Aim: To evaluate whether OSA-A can reduce errors during tracheal intubation through enhancement of clinicians’ metacognition and resilience. Specifically, we will assess whether participation in this intervention leads to a reduction in hypoxic events during tracheal intubation and improves clinicians’ perceptions of successful and safe intubation practices.

Implications: The outcomes of this project will lay the foundation for implementing proactive error-prevention behaviors in airway management. It will offer valuable insights into cognitive techniques related to intubation, as well as demonstrate the implementation and sustainment of the OSA-A. Future work will focus on identifying proactive behaviors in clinical practice and subsequently disseminating these strategies to further enhance safe airway management.

Funding: $300,000 as 2024 APSF/FAER Mentored Research Training Grant (MRTG).

REFERENCES

  1. Durbin CG. Techniques for performing tracheostomy.
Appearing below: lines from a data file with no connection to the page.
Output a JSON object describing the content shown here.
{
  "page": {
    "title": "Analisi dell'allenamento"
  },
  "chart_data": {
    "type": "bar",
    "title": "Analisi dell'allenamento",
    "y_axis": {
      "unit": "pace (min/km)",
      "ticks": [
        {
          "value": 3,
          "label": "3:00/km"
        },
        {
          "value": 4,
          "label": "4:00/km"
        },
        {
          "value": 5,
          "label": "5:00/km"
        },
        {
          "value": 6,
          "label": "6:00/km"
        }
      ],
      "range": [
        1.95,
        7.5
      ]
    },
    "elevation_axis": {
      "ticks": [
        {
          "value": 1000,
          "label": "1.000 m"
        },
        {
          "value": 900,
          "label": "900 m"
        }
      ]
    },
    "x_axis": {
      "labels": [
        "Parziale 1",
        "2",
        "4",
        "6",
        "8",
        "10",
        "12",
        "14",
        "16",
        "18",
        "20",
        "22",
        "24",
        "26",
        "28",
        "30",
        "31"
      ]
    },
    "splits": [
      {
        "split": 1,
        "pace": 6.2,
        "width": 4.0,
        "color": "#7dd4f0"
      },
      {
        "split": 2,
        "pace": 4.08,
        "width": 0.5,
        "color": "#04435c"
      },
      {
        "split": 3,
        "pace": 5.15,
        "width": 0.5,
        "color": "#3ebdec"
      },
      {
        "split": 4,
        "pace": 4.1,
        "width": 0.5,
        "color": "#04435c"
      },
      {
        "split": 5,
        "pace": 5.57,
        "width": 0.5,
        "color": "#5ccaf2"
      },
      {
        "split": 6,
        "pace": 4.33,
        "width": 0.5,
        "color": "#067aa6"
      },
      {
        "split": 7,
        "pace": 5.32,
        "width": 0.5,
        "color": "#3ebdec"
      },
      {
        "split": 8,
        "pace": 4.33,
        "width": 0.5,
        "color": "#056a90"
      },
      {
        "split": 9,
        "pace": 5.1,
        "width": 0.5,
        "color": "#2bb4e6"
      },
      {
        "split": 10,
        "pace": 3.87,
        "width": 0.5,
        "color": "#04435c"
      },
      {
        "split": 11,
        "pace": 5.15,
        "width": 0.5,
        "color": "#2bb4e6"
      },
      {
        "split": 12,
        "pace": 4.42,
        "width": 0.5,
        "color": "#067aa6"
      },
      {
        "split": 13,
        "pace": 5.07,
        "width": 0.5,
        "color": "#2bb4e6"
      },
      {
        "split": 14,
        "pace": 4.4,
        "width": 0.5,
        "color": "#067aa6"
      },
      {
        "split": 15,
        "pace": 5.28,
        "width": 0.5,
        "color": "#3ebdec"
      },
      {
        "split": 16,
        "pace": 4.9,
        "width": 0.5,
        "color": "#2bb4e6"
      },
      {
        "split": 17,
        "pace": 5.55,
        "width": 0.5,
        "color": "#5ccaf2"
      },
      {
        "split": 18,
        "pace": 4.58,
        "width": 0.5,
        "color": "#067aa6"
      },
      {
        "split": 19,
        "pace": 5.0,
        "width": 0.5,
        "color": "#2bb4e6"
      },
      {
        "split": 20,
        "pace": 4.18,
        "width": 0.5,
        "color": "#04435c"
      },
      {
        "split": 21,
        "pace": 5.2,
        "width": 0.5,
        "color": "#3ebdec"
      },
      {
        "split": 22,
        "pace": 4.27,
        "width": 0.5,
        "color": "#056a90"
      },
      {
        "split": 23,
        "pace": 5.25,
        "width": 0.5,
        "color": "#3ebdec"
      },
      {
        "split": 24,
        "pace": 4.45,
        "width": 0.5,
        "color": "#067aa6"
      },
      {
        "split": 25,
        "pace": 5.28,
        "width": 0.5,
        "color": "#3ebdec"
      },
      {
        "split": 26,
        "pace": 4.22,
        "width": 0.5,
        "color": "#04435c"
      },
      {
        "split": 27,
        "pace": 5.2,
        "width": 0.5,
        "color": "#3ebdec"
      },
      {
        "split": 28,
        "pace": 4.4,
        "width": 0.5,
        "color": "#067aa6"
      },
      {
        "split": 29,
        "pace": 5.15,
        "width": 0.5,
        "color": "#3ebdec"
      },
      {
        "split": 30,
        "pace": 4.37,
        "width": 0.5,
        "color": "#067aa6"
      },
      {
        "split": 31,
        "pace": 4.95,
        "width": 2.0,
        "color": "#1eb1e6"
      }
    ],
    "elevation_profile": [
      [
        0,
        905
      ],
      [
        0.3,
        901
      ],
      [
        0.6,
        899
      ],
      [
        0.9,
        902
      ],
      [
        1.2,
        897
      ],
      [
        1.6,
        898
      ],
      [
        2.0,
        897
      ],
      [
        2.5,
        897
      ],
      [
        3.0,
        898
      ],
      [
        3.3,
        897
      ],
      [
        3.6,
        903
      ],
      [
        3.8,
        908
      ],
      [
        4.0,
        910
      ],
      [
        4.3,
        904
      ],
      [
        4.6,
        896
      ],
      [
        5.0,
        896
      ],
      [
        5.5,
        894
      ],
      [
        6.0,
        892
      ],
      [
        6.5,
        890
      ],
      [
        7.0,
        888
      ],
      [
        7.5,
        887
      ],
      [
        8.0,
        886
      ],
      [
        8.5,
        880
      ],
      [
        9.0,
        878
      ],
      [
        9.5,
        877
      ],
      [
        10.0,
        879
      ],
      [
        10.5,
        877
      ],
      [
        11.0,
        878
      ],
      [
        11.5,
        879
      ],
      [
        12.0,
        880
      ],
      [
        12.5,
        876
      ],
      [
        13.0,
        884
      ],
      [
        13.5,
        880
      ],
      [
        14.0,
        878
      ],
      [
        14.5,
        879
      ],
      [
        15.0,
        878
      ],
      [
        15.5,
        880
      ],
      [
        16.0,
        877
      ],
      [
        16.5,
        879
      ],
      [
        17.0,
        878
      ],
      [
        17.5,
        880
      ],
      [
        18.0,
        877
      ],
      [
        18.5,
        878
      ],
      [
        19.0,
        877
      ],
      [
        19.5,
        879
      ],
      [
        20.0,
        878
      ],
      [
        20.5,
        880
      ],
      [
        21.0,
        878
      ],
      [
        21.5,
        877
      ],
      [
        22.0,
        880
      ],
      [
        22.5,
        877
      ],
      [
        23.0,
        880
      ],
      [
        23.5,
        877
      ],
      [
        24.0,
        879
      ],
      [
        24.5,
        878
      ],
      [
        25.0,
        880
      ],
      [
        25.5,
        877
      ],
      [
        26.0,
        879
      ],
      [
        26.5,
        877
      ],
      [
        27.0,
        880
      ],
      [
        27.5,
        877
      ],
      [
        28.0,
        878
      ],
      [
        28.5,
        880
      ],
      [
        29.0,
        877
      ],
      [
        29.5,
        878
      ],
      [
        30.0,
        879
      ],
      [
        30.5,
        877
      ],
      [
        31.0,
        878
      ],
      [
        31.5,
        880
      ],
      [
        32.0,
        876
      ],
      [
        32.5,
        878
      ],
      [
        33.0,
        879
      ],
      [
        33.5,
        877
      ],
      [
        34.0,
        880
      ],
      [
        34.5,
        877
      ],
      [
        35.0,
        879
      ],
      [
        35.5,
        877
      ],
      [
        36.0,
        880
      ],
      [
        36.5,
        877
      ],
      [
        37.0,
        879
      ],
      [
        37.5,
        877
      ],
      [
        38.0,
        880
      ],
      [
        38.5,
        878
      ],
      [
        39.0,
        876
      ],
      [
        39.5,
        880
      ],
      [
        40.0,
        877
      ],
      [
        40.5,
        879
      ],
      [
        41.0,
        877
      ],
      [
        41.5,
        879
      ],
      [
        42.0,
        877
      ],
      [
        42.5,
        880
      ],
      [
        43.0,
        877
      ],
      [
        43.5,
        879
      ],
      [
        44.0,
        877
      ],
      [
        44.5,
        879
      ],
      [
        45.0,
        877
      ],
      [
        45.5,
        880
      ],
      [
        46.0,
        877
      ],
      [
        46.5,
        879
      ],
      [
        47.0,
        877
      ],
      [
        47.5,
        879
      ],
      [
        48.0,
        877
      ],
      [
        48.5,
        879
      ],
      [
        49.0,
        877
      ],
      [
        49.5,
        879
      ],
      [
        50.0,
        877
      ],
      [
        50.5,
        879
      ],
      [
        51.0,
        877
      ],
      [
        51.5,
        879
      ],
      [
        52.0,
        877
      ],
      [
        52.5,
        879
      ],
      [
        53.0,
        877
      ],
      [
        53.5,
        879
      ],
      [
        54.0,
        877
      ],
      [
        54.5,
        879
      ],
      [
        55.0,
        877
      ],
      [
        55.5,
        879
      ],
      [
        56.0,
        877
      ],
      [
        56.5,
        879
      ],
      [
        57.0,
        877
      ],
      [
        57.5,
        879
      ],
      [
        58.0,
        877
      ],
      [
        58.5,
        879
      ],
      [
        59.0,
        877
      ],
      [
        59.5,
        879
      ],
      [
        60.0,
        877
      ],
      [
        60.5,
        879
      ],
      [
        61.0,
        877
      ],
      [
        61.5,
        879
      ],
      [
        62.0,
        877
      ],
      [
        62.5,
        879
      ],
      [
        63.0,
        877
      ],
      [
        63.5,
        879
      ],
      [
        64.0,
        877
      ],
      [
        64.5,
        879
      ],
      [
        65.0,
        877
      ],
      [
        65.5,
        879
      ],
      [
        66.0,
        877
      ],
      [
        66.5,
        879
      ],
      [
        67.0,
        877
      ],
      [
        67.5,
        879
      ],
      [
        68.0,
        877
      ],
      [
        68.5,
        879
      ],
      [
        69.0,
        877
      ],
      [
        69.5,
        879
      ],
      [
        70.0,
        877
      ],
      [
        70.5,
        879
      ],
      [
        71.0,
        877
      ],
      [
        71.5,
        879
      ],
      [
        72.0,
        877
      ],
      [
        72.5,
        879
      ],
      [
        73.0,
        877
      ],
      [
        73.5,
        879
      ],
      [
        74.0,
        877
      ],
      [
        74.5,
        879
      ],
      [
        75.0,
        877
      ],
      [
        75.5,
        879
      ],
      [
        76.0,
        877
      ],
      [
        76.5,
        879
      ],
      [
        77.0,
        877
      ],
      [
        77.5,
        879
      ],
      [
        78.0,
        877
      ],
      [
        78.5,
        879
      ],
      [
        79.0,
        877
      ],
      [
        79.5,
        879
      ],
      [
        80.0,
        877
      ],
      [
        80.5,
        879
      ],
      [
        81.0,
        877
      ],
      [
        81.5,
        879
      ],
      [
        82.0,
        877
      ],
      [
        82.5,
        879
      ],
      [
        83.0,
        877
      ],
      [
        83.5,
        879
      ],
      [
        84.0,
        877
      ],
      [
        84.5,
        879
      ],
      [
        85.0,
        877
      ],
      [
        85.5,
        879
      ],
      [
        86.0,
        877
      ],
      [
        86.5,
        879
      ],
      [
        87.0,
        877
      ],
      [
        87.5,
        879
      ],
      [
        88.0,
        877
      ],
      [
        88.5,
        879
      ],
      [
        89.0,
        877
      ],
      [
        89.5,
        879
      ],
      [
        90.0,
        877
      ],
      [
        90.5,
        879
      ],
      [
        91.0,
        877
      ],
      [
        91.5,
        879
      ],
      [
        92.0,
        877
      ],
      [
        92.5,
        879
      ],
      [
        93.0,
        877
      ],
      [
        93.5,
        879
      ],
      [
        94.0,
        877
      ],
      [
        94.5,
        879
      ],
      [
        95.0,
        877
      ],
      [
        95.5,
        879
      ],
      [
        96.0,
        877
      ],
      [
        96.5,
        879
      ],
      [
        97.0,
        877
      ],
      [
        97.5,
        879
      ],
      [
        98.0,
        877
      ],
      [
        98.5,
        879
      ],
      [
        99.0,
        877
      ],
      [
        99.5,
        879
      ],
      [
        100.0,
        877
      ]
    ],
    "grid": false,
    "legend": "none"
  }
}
Respir Care. 2005;50:488–496. PMID: 15807911
  2. Cook TM, Woodall N, Frerk C. Major complications of airway management in the UK: results of the Fourth National Audit Project of the Royal College of Anaesthetists and the Difficult Airway Society. Part 1: anaesthesia. Br J Anaesth. 2011;106:617–631. PMID: 21447488
  3. Cumberworth A, Lewith H, Sud A, et al. Major complications of airway management: a prospective multicentre observational study. Anaesthesia. 2022;77:640–648. PMID: 35254669
  4. Fletcher G, Flin R, McGeorge P, et al. Anaesthetists’ Non-Technical Skills (ANTS): evaluation of a behavioural marker system. Br J Anaesth. 2003;90:580–588. PMID: 12697584
  5. Williamson JA, Webb RK, Sellen A, Runciman WB, Van der Walt JH. The Australian Incident Monitoring Study. Human failure: an analysis of 2000 incident reports. Anaesth Intens Care. 1993;21:678–683. PMID: 8273898
  6. Croskerry P. Cognitive forcing strategies in clinical decisionmaking. Ann Emerg Med. 2003;41:110–120. PMID: 12514691
  7. Duffy C, Menon N, Horak D, et al. Clinicians’ perspectives on proactive patient safety behaviors in the perioperative environment. JAMA Netw Open. 2023;6:e237621. PMID: 37040109

 

Yan Xiao, PhD, is a professor at the University of Texas at Arlington College of Nursing and Health Innovation, and the chair of the APSF’s Scientific Evaluation Committee.


The author has no conflicts of interest.